Sans cette loi, près de 500 emplois directs et induits auraient été menacés. Grâce à elle, GazelEnergie a pu engager des études préparatoires et prévoit de déposer une nouvelle autorisation d’exploiter dès la rentrée 2025. Les travaux de conversion devraient commencer en 2026 pour s’achever fin 2027, juste à temps pour que le site serve d’ancrage au futur data center.
La stratégie de GazelEnergie inclut aussi un volet batterie, qui pourrait faire de Saint-Avold l’un des plus grands hubs français de stockage électrique.
Une ambition chiffrée : 400 mégawatts sur un seul site
L’addition est simple, même sans calculette.
- 300 MW pour le futur data center, hébergé sur le site de l’ancienne centrale.
- 100 MW de batteries de stockage dès 2026, avec un objectif porté à 300 MW d’ici 2028.
Ce qui donne, pour l’ensemble du site de Saint-Avold, une capacité énergétique cumulée de 400 mégawatts. Une telle puissance permettrait d’alimenter près de 600 000 habitants, soit une agglomération de la taille de Lille.

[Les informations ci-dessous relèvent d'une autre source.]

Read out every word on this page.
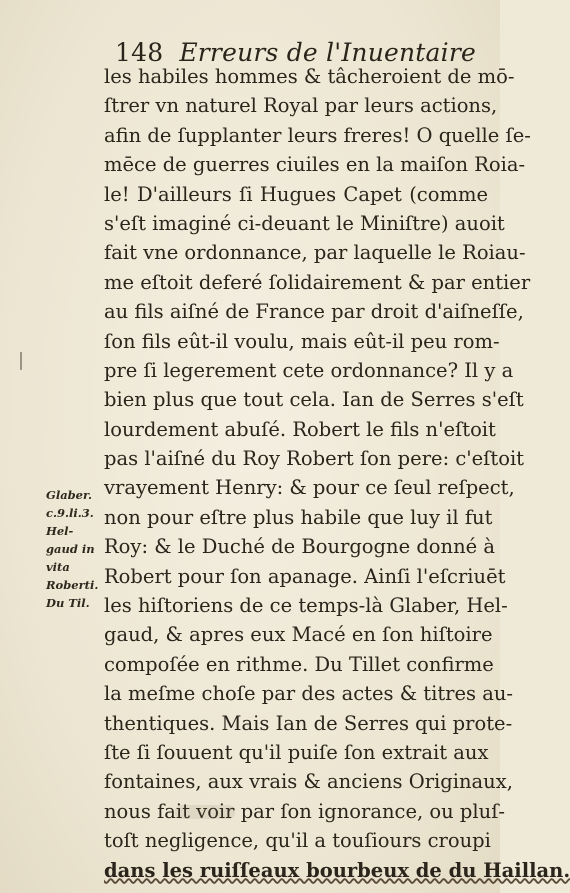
148 Erreurs de l'Inuentaire
les habiles hommes & tâcheroient de mō-
ſtrer vn naturel Royal par leurs actions,
afin de ſupplanter leurs freres! O quelle ſe-
mēce de guerres ciuiles en la maiſon Roia-
le! D'ailleurs ſi Hugues Capet (comme
s'eſt imaginé ci-deuant le Miniſtre) auoit
fait vne ordonnance, par laquelle le Roiau-
me eſtoit deferé ſolidairement & par entier
au fils aiſné de France par droit d'aiſneſſe,
ſon fils eût-il voulu, mais eût-il peu rom-
pre ſi legerement cete ordonnance? Il y a
bien plus que tout cela. Ian de Serres s'eſt
lourdement abuſé. Robert le fils n'eſtoit
pas l'aiſné du Roy Robert ſon pere: c'eſtoit
vrayement Henry: & pour ce ſeul reſpect,
non pour eſtre plus habile que luy il fut
Roy: & le Duché de Bourgogne donné à
Robert pour ſon apanage. Ainſi l'eſcriuēt
les hiſtoriens de ce temps-là Glaber, Hel-
gaud, & apres eux Macé en ſon hiſtoire
compoſée en rithme. Du Tillet confirme
la meſme choſe par des actes & titres au-
thentiques. Mais Ian de Serres qui prote-
ſte ſi ſouuent qu'il puiſe ſon extrait aux
fontaines, aux vrais & anciens Originaux,
nous fait voir par ſon ignorance, ou pluſ-
toſt negligence, qu'il a touſiours croupi
dans les ruiſſeaux bourbeux de du Haillan.
Glaber.
c.9.li.3.
Hel-
gaud in
vita
Roberti.
Du Til.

Ce chiffre donne une idée de la densité énergétique et stratégique que peut représenter une telle transformation : un ancien bastion du charbon devient une plateforme multifonction à la fois numérique et électrique, connectée aux besoins du XXIe siècle.
Un effet domino à prévoir sur les autres sites en France ?
L’exemple de Saint-Avold pourrait faire tache d’huile. En France, plusieurs centrales à charbon ou au fioul sont en attente de reconversion. Si l’expérience mosellane réussit, elle pourrait servir de modèle pour d’autres sites industriels en mal de rebond.
Il ne s’agit pas seulement d’investissements techniques. C’est tout un équilibre territorial qui est en jeu : éviter la désindustrialisation, reconvertir les compétences, créer des emplois dans la tech tout en s’appuyant sur les infrastructures énergétiques existantes.
Avec ce type de projets hybrides, les énergéticiens deviennent des acteurs de l’économie numérique, au même titre que les géants du cloud. Et inversement, les géants du numérique devront apprendre à dialoguer avec les contraintes du réseau électrique.